Casas, hospitais, unidades de saúde, igrejas e escolas foram severamente afetados. Estimativa é que mais de 3 milhões de pessoas tenham sido atingidas.

Sobreviventes de um terremoto de magnitude 7,2 que atingiu a região central das Filipinas usam uma pequena canoa para atravessar um rio, após queda da ponte que liga a cidade mais atingida, Loon, em Bohol. Foto: IRIN/Jason Gutierrez
As Nações Unidas e parceiros humanitários nas Filipinas fizeram um apelo nesta sexta-feira (25) de 46,8 milhões de dólares para atender as necessidades mais urgentes das vítimas do terremoto que atingiu a província de Bohol. A estimativa é que mais de 3 milhões de pessoas tenham sido afetadas.
O plano de ação apoia as prioridades do governo, incluindo abrigos de emergência para 344 mil pessoas desalojadas e desabrigadas, água, saneamento e higiene, remoção de escombros e coordenação, bem como outras intervenções.
“As pessoas necessitam urgentemente de abrigo temporário e transitório”, disse a coordenadora humanitária residente da ONU nas Filipinas, Luiza Carvalho, em um comunicado do Escritório da ONU de Coordenação de Assuntos Humanitários (OCHA).
“Estamos preocupados com os mais vulneráveis, especialmente o bem-estar de mulheres e crianças”, acrescentou.
O terremoto de magnitude 7,2, centrado próximo à cidade de Carmen, ao sul de Manila, provocou deslizamentos de terra que engoliram casas inteiras, destruindo pontes e derrubando igrejas centenárias. Sete cidades de três províncias diferentes foram inicialmente afetadas.
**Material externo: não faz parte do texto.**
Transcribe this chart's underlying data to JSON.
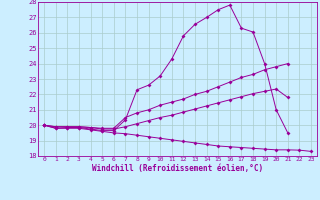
{
  "background_color": "#cceeff",
  "line_color": "#990099",
  "grid_color": "#aacccc",
  "xlabel": "Windchill (Refroidissement éolien,°C)",
  "xlim": [
    -0.5,
    23.5
  ],
  "ylim": [
    18,
    28
  ],
  "yticks": [
    18,
    19,
    20,
    21,
    22,
    23,
    24,
    25,
    26,
    27,
    28
  ],
  "xticks": [
    0,
    1,
    2,
    3,
    4,
    5,
    6,
    7,
    8,
    9,
    10,
    11,
    12,
    13,
    14,
    15,
    16,
    17,
    18,
    19,
    20,
    21,
    22,
    23
  ],
  "curves": [
    {
      "x": [
        0,
        1,
        2,
        3,
        4,
        5,
        6,
        7,
        8,
        9,
        10,
        11,
        12,
        13,
        14,
        15,
        16,
        17,
        18,
        19,
        20,
        21
      ],
      "y": [
        20,
        19.8,
        19.85,
        19.85,
        19.75,
        19.65,
        19.65,
        20.35,
        22.3,
        22.6,
        23.2,
        24.3,
        25.8,
        26.55,
        27.0,
        27.5,
        27.8,
        26.3,
        26.05,
        24.0,
        21.0,
        19.5
      ]
    },
    {
      "x": [
        0,
        1,
        2,
        3,
        4,
        5,
        6,
        7,
        8,
        9,
        10,
        11,
        12,
        13,
        14,
        15,
        16,
        17,
        18,
        19,
        20,
        21
      ],
      "y": [
        20,
        19.9,
        19.9,
        19.9,
        19.85,
        19.8,
        19.8,
        20.5,
        20.8,
        21.0,
        21.3,
        21.5,
        21.7,
        22.0,
        22.2,
        22.5,
        22.8,
        23.1,
        23.3,
        23.6,
        23.8,
        24.0
      ]
    },
    {
      "x": [
        0,
        1,
        2,
        3,
        4,
        5,
        6,
        7,
        8,
        9,
        10,
        11,
        12,
        13,
        14,
        15,
        16,
        17,
        18,
        19,
        20,
        21
      ],
      "y": [
        20,
        19.9,
        19.9,
        19.9,
        19.85,
        19.75,
        19.75,
        19.9,
        20.1,
        20.3,
        20.5,
        20.65,
        20.85,
        21.05,
        21.25,
        21.45,
        21.65,
        21.85,
        22.05,
        22.2,
        22.35,
        21.8
      ]
    },
    {
      "x": [
        0,
        1,
        2,
        3,
        4,
        5,
        6,
        7,
        8,
        9,
        10,
        11,
        12,
        13,
        14,
        15,
        16,
        17,
        18,
        19,
        20,
        21,
        22,
        23
      ],
      "y": [
        20,
        19.8,
        19.8,
        19.8,
        19.7,
        19.6,
        19.5,
        19.45,
        19.35,
        19.25,
        19.15,
        19.05,
        18.95,
        18.85,
        18.75,
        18.65,
        18.6,
        18.55,
        18.5,
        18.45,
        18.4,
        18.4,
        18.38,
        18.3
      ]
    }
  ]
}
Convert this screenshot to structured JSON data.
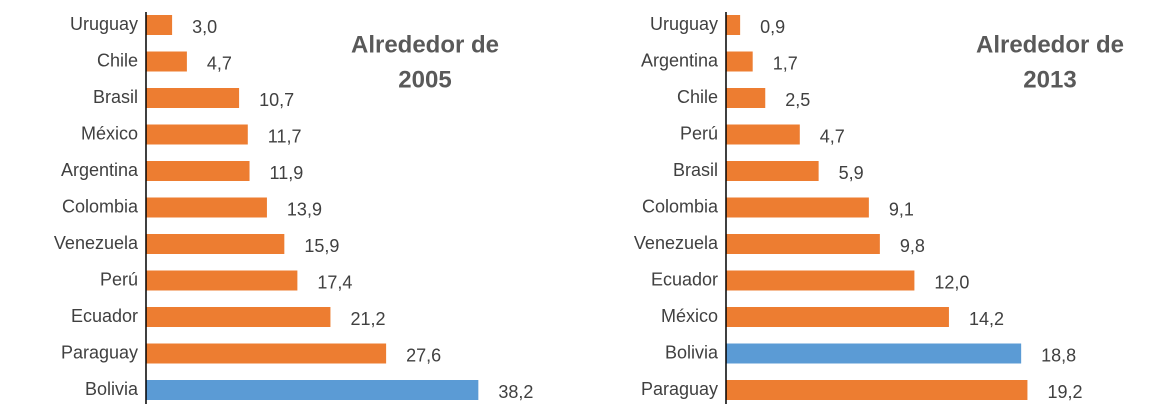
{
  "chart_data": [
    {
      "type": "bar",
      "orientation": "horizontal",
      "annotation": [
        "Alrededor de",
        "2005"
      ],
      "categories": [
        "Uruguay",
        "Chile",
        "Brasil",
        "México",
        "Argentina",
        "Colombia",
        "Venezuela",
        "Perú",
        "Ecuador",
        "Paraguay",
        "Bolivia"
      ],
      "values": [
        3.0,
        4.7,
        10.7,
        11.7,
        11.9,
        13.9,
        15.9,
        17.4,
        21.2,
        27.6,
        38.2
      ],
      "value_labels": [
        "3,0",
        "4,7",
        "10,7",
        "11,7",
        "11,9",
        "13,9",
        "15,9",
        "17,4",
        "21,2",
        "27,6",
        "38,2"
      ],
      "colors": [
        "#ed7d31",
        "#ed7d31",
        "#ed7d31",
        "#ed7d31",
        "#ed7d31",
        "#ed7d31",
        "#ed7d31",
        "#ed7d31",
        "#ed7d31",
        "#ed7d31",
        "#5b9bd5"
      ],
      "xlim": [
        0,
        40
      ]
    },
    {
      "type": "bar",
      "orientation": "horizontal",
      "annotation": [
        "Alrededor de",
        "2013"
      ],
      "categories": [
        "Uruguay",
        "Argentina",
        "Chile",
        "Perú",
        "Brasil",
        "Colombia",
        "Venezuela",
        "Ecuador",
        "México",
        "Bolivia",
        "Paraguay"
      ],
      "values": [
        0.9,
        1.7,
        2.5,
        4.7,
        5.9,
        9.1,
        9.8,
        12.0,
        14.2,
        18.8,
        19.2
      ],
      "value_labels": [
        "0,9",
        "1,7",
        "2,5",
        "4,7",
        "5,9",
        "9,1",
        "9,8",
        "12,0",
        "14,2",
        "18,8",
        "19,2"
      ],
      "colors": [
        "#ed7d31",
        "#ed7d31",
        "#ed7d31",
        "#ed7d31",
        "#ed7d31",
        "#ed7d31",
        "#ed7d31",
        "#ed7d31",
        "#ed7d31",
        "#5b9bd5",
        "#ed7d31"
      ],
      "xlim": [
        0,
        20
      ]
    }
  ]
}
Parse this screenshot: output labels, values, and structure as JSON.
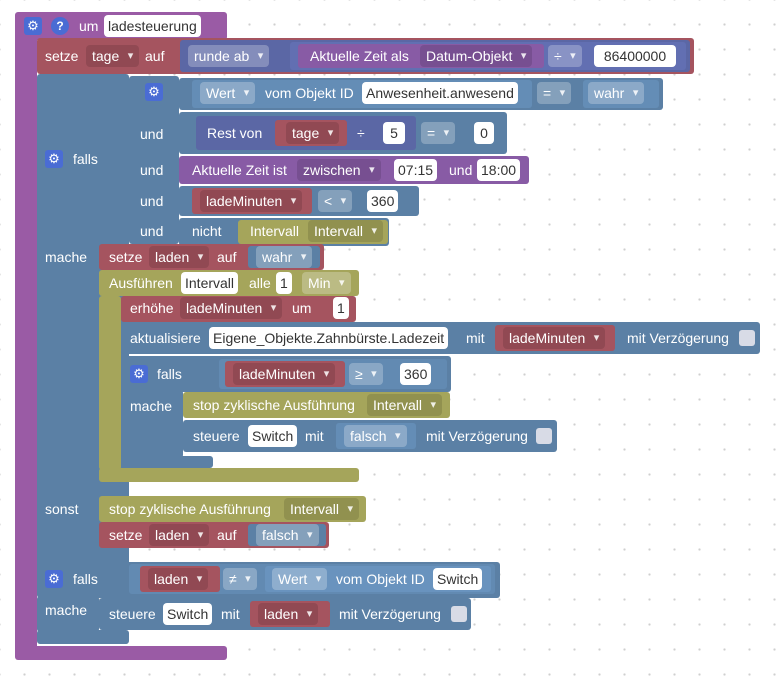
{
  "event": {
    "prefix": "um",
    "name": "ladesteuerung"
  },
  "set1": {
    "setze": "setze",
    "var": "tage",
    "auf": "auf",
    "round_op": "runde ab",
    "time_label": "Aktuelle Zeit als",
    "time_format": "Datum-Objekt",
    "div_op": "÷",
    "divisor": "86400000"
  },
  "if1": {
    "falls": "falls",
    "mache": "mache",
    "sonst": "sonst",
    "cond1": {
      "wert": "Wert",
      "vom_objekt": "vom Objekt ID",
      "object_id": "Anwesenheit.anwesend",
      "op": "=",
      "value": "wahr"
    },
    "und": "und",
    "cond2": {
      "rest_von": "Rest von",
      "var": "tage",
      "div": "÷",
      "divisor": "5",
      "op": "=",
      "value": "0"
    },
    "cond3": {
      "label": "Aktuelle Zeit ist",
      "mode": "zwischen",
      "from": "07:15",
      "und": "und",
      "to": "18:00"
    },
    "cond4": {
      "var": "ladeMinuten",
      "op": "<",
      "value": "360"
    },
    "cond5": {
      "nicht": "nicht",
      "intervall": "Intervall",
      "var": "Intervall"
    }
  },
  "set_laden_true": {
    "setze": "setze",
    "var": "laden",
    "auf": "auf",
    "value": "wahr"
  },
  "interval": {
    "ausfuehren": "Ausführen",
    "name": "Intervall",
    "alle": "alle",
    "count": "1",
    "unit": "Min"
  },
  "increment": {
    "erhoehe": "erhöhe",
    "var": "ladeMinuten",
    "um": "um",
    "value": "1"
  },
  "update": {
    "aktualisiere": "aktualisiere",
    "object": "Eigene_Objekte.Zahnbürste.Ladezeit",
    "mit": "mit",
    "var": "ladeMinuten",
    "delay": "mit Verzögerung"
  },
  "if2": {
    "falls": "falls",
    "mache": "mache",
    "var": "ladeMinuten",
    "op": "≥",
    "value": "360"
  },
  "stop1": {
    "label": "stop zyklische Ausführung",
    "name": "Intervall"
  },
  "control1": {
    "steuere": "steuere",
    "object": "Switch",
    "mit": "mit",
    "value": "falsch",
    "delay": "mit Verzögerung"
  },
  "stop2": {
    "label": "stop zyklische Ausführung",
    "name": "Intervall"
  },
  "set_laden_false": {
    "setze": "setze",
    "var": "laden",
    "auf": "auf",
    "value": "falsch"
  },
  "if3": {
    "falls": "falls",
    "mache": "mache",
    "var": "laden",
    "op": "≠",
    "wert": "Wert",
    "vom_objekt": "vom Objekt ID",
    "object_id": "Switch"
  },
  "control2": {
    "steuere": "steuere",
    "object": "Switch",
    "mit": "mit",
    "var": "laden",
    "delay": "mit Verzögerung"
  },
  "icons": {
    "gear": "gear-icon",
    "help": "help-icon"
  },
  "colors": {
    "event": "#9a5ba5",
    "variable": "#a5545f",
    "logic": "#5b80a5",
    "math": "#5b67a5",
    "timer": "#a5a55b",
    "gear": "#4a6cd4"
  }
}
“Filipinas experimentou desastres sucessivos, múltiplos e simultâneos recentemente”, disse Carvalho. “Os agentes humanitários atualmente respondendo a várias calamidades estão em sua plena capacidade e precisamos de apoio para proporcionar uma intervenção eficaz, baseada em necessidades, para complementar a resposta do governo.”
Os danos à infraestrutura foram intensos, com casas, hospitais, unidades de saúde, igrejas e escolas severamente afetados.
Apesar das condições precárias das estradas estarem melhorando, observou a agência da ONU, ainda há desafios logísticos na prestação de socorro às comunidades que só podem ser acessadas por moto e barco.